Mais surtout, c’est la tête qu’il faut changer. Aujourd’hui, les dirigeants n’hésitent pas souvent à indigner les peuples. Mieux vaut s’en prendre alors, aux systèmes qui ont permis leur avènement plutôt qu’à leur  personne.

 

Il faut tourner la page du présidentialisme. Un peuple citoyen n’a que faire de cet archaïsme paternaliste. Une vie politique adulte et décente doit être débarrassée  de la transe égotique des présidentiables.

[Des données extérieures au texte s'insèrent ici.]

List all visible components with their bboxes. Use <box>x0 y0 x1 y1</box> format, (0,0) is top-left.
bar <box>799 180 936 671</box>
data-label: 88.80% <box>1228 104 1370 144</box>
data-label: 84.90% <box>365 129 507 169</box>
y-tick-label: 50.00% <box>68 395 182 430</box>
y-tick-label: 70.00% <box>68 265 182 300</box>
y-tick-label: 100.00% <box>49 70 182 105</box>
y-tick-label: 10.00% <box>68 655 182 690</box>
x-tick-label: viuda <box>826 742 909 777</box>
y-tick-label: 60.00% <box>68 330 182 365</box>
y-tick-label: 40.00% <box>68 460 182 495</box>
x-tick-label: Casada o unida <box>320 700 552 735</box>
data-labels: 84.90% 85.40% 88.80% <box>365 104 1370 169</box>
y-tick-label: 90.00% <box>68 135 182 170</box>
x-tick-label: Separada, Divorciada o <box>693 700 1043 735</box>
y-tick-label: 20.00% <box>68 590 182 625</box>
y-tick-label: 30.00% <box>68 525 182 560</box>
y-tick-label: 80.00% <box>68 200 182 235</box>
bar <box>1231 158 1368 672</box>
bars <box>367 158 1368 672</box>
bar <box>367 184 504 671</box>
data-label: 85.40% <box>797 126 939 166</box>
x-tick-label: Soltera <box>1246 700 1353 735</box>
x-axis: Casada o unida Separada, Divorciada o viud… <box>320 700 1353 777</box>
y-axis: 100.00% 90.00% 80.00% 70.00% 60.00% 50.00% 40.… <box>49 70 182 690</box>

Un bon régime parlementaire stable, voilà la voie de la dignité civique.

 

Mais, encore faudrait-il se mettre d’accord sur ce qu’entendent les uns et les autres du parlement et des parlementaires ! S’il s’agit de parler en ronflant, ou de somnoler  en parlementant, à propos  d’affaires strictement personnelles, dictées par des considérations de  clientélisme nauséabond ; ou bien s’il  s’agit de lobbies fortement incrustés dans le corps de la société des élus- car on peut appeler cela une société- substantiellement indemnisés, « pour les efforts surhumains qu’ils dépensent à longueur de l’année !. »

 

Il m’arrive souvent d’avoir des sursauts de conscientisation, lorsque je me trouve soudain  en contact direct avec un cas de conscience particulièrement dérangeant, lors d’une discussion à bâtons rompus, à la fois houleuse et hypocrite, à propos de tout et de rien, en compagnie de soi-disant hommes politiques fraichement gauchisés.

 

Je m’interroge douloureusement sur les positions de chaque membre du groupe, qui désormais ont opté pour ce qu’ils appellent de la complaisance civilisée, que les règles du bon sens et de la civilité imposent aux discoureurs de la classe politique marocaine, toutes appartenances confondues.

 

Pourquoi suis-je ainsi ? Qu’est-ce qui me prend chaque fois que je discute politique avec celles et ceux qui, eux aux moins bataillent pour des intérêts précis, me dis-je, en me méprisant profondément.

 

J’ai fini par apprendre, par cœur, le reproche enveloppé d’ « un conseil d’ami » qui m’interpelle régulièrement en me conseillant de me limiter toujours à discuter comme tout le monde, à cachoter mes positions sur tel ou tel aspect de la politique nationale ou étrangère du pays.

 

D’après ces « conseilleurs mûrs et vaccinés », il faut être drôlement naïf et nigaud pour dire ce qu’on pense devant une assemblée toute formée à construire des discours appelés « responsables » et «  hautement positivistes ».

 

Combien dois-je lutter pour travailler ma pensée, mon discours, mes idées, pour parvenir à être suffisamment fier de mes prises de positions ?

 

De quelles cohésion et  cohérence nous parlent, du matin au soir, celles et ceux qui prétendent détenir les secrets des pratiques politiques, si ces dernières ne reflètent pas assez ou peu notre pensée qui devrait être constamment  et rigoureusement élaguée, sarclée, pour servir de fondements garants d’une action politique efficiente, capable de surmonter le doute douteux, et les tâtonnements  les plus improvisés que d’aucuns qualifient, piètrement et sans rougir, de style politique ?!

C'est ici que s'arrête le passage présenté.